The alignment of this article to the growth and sustainability economic theory is apparent. It is only that the article is reporting on the cases that happened as a result of failure of rightful application of procedures. It takes a number of specimen countries to evaluate the issue in a bid to give tangible evidence to this problem. Bad government regimes are examples of the reasons that have been causing high rates of poverty in the low income countries. Even though developed countries such the United States have a number of poverty cases, developing countries have the lion’s share of the problem.
Economy is largely intertwined to the social wellbeing of a given country. Countries having high cases of poverty and discrimination suffer economically. It is only logical that for any given nation to have a sound economy there has to be good political systems and a thriving society. In cases of poverty, citizens lack important skills like education that will enable them to contribute to the economy of the country. Once the literacy levels of a republic are low their quality of labor is low and their contribution towards a better economy is minimal. Accordingly, lack of a socially sound labor force will lead to a poorer country. On the other hand, major issues like bad government policies are possible contributors to a country’s economic downpour. A good example of bad government policies is Zimbabwe, which was the food basket of Southern Africa some years back but currently its population is suffering from food deficiency.

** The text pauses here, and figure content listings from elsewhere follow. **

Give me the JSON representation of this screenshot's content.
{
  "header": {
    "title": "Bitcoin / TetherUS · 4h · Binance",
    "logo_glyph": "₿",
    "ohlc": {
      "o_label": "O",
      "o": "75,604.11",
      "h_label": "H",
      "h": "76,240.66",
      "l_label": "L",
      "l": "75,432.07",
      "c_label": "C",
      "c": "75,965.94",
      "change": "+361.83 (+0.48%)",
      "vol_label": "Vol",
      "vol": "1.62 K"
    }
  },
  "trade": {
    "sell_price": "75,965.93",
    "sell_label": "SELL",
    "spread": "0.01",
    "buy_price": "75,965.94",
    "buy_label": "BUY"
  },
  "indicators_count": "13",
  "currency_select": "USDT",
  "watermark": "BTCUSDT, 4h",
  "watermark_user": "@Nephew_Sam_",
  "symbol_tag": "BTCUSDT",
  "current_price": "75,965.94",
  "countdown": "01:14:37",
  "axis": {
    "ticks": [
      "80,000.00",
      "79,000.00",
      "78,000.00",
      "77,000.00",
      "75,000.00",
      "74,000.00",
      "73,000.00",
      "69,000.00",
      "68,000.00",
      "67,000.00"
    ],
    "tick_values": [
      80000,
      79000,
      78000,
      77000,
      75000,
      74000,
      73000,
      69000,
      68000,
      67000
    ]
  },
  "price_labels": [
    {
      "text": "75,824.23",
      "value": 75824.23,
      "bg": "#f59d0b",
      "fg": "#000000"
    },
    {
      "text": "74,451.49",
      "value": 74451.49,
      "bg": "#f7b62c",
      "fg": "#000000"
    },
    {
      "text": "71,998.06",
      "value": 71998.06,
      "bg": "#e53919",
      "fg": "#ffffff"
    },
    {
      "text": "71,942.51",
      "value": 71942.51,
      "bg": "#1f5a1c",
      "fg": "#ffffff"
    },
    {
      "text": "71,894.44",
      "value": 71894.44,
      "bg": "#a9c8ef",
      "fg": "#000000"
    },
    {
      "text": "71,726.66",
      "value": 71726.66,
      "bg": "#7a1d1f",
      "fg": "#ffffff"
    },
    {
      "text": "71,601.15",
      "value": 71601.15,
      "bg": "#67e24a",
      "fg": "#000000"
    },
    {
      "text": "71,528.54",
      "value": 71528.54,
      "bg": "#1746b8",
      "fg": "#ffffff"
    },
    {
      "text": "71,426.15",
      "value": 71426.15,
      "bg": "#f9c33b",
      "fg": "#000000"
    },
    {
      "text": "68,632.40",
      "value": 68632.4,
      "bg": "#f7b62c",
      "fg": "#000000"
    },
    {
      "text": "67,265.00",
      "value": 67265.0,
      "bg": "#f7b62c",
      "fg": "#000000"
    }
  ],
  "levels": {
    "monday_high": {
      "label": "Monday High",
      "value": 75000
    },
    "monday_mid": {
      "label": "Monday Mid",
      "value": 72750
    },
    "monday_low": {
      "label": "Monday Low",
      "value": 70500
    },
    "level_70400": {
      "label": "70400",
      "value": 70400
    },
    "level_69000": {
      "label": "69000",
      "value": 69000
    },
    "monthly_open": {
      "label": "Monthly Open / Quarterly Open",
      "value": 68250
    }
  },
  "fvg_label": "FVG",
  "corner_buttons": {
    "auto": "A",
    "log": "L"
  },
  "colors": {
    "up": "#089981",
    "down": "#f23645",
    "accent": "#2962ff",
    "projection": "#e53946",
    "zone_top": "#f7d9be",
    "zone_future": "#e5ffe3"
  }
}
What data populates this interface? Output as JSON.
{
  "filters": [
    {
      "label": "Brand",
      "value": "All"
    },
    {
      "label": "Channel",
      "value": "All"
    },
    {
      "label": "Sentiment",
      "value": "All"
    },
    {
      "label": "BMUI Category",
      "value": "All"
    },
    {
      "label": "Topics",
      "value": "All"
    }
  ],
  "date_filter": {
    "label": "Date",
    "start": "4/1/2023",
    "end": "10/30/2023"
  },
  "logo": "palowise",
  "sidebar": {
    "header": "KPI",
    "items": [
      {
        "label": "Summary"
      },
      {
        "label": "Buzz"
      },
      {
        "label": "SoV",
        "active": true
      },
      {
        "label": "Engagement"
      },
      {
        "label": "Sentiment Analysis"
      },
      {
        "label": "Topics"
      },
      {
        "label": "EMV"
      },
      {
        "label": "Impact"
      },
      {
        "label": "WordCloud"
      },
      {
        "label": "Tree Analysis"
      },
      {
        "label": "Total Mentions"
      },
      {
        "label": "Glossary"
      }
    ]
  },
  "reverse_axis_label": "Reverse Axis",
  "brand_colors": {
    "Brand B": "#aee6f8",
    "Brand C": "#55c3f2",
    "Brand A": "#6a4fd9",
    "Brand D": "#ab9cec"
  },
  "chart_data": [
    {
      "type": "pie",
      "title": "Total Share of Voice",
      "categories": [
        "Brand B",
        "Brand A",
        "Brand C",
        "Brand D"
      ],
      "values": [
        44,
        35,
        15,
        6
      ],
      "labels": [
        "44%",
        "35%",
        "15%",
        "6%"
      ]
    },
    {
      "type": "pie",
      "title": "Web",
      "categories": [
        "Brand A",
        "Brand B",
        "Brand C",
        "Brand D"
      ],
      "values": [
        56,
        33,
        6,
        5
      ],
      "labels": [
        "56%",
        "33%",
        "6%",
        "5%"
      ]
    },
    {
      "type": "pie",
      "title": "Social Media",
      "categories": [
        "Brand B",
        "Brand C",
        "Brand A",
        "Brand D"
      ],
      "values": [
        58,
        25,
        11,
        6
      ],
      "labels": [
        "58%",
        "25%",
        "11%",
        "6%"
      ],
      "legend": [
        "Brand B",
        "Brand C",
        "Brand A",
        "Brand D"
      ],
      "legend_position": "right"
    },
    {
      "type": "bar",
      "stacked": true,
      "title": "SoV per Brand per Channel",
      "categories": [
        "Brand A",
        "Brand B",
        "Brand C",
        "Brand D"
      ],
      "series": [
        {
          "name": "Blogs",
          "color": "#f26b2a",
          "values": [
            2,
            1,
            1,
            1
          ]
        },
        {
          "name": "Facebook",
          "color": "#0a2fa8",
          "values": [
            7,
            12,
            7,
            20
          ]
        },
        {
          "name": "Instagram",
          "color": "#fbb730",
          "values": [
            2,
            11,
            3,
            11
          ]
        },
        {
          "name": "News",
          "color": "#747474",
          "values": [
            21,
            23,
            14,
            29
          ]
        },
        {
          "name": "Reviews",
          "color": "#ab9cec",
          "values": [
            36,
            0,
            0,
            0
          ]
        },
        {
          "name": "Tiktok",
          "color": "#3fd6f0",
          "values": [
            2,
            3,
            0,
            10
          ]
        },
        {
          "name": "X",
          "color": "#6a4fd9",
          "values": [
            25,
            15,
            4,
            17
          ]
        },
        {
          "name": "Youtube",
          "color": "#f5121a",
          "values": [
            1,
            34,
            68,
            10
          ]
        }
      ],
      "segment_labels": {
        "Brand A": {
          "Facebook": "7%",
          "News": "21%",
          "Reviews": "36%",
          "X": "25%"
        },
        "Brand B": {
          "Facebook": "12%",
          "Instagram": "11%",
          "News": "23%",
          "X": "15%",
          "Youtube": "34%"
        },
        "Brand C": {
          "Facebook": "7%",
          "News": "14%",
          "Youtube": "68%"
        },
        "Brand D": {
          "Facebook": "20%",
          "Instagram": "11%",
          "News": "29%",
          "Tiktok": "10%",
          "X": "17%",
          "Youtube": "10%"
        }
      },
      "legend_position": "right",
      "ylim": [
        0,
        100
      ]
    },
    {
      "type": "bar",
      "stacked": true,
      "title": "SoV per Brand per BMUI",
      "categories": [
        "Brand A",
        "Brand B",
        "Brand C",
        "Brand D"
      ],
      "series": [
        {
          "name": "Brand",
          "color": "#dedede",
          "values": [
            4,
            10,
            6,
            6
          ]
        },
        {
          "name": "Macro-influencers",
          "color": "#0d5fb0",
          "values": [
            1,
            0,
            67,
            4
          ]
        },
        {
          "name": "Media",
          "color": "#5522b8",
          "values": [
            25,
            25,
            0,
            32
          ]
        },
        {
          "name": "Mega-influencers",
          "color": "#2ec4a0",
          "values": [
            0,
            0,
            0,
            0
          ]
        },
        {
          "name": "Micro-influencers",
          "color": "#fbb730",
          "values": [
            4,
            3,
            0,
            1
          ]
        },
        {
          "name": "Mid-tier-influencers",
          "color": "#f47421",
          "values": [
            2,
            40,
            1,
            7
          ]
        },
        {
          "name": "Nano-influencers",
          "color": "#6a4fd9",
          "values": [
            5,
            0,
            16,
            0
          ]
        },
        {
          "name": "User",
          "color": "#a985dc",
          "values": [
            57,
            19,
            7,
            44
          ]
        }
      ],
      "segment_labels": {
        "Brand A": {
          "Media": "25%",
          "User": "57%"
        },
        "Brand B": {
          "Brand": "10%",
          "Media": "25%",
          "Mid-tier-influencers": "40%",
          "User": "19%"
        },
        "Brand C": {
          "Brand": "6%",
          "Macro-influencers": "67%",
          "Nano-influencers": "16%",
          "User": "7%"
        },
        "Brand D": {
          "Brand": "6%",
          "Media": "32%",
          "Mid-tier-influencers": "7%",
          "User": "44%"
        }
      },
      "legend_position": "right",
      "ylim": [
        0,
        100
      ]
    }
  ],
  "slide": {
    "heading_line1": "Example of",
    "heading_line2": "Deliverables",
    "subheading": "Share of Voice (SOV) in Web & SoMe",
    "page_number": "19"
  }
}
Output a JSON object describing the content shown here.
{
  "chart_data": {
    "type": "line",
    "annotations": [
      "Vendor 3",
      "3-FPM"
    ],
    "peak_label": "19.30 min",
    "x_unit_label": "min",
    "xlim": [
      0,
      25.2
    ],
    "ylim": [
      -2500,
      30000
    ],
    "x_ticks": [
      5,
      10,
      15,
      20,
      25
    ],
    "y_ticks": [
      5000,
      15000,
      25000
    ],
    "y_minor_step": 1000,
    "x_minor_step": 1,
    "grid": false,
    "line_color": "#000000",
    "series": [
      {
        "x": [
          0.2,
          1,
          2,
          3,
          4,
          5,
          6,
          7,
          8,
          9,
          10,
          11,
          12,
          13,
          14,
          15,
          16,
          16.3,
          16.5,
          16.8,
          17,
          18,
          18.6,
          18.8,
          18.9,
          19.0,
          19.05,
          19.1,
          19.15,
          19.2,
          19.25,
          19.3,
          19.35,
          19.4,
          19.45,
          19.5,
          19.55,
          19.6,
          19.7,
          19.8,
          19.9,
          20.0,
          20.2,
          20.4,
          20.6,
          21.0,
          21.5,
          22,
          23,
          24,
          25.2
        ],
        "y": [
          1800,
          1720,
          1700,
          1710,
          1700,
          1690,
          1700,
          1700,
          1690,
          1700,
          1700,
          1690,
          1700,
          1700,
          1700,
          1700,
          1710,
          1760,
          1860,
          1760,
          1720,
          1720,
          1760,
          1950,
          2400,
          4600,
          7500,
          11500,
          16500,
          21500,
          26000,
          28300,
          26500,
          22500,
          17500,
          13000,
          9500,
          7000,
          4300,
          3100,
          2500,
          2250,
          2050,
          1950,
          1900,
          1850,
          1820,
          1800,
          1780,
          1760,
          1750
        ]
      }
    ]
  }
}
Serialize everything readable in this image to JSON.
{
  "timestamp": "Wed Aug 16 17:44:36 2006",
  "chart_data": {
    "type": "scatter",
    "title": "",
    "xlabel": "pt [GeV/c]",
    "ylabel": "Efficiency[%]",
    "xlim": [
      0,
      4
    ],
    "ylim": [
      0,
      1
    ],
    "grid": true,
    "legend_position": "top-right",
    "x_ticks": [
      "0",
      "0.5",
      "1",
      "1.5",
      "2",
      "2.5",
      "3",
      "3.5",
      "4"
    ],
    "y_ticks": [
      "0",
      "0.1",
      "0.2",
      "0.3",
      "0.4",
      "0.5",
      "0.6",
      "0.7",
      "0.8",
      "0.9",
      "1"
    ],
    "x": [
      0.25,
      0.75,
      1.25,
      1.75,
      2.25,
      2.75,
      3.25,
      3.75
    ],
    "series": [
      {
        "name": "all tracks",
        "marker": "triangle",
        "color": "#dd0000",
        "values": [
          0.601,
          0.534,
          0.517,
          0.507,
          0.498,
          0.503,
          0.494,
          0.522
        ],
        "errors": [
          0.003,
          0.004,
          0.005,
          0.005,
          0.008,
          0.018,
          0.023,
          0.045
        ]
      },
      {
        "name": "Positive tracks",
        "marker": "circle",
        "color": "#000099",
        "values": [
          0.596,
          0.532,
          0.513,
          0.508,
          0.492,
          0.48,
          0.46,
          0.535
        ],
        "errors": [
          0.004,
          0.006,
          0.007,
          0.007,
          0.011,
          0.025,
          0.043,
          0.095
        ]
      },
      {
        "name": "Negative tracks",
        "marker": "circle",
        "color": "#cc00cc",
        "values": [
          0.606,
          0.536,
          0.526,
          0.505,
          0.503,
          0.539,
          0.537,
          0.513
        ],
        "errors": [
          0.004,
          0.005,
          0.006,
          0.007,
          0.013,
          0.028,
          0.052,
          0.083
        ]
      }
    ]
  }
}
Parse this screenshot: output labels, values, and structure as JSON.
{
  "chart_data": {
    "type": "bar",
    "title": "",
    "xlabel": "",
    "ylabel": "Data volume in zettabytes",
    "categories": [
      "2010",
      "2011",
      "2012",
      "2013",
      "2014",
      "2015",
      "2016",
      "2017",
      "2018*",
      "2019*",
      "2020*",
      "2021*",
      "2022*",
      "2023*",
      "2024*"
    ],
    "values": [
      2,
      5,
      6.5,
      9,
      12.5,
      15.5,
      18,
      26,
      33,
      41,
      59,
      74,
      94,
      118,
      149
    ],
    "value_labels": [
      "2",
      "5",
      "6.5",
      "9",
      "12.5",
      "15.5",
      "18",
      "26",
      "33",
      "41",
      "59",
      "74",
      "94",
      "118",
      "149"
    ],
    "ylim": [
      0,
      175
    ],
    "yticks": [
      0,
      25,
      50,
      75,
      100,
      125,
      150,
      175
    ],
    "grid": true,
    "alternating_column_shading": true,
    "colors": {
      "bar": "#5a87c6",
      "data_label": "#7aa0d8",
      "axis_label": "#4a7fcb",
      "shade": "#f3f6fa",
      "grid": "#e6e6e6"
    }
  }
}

When the president of Zimbabwe came into power, the country was green and full of hope. However, the president became a dictator making all the wrong decisions for the country. He is an example of how wrong economic decisions from powerful individuals affect an economy. It is a known fact that African countries such as Zimbabwe, Kenya, and Egypt have been under dictatorial rule for quite some time. Accordingly, their presidents have been making single-handed decisions that eventually led to the economic downpour. On the other hand, institutions like banks might engage in transactions that lead to failure of financial systems of that country. Accordingly, the monetary value of the local currency decreases hurting the economy in that process. Hence, not only are there individuals and institutions that can facilitate the economic failure of the country but there are actually practicing on the same.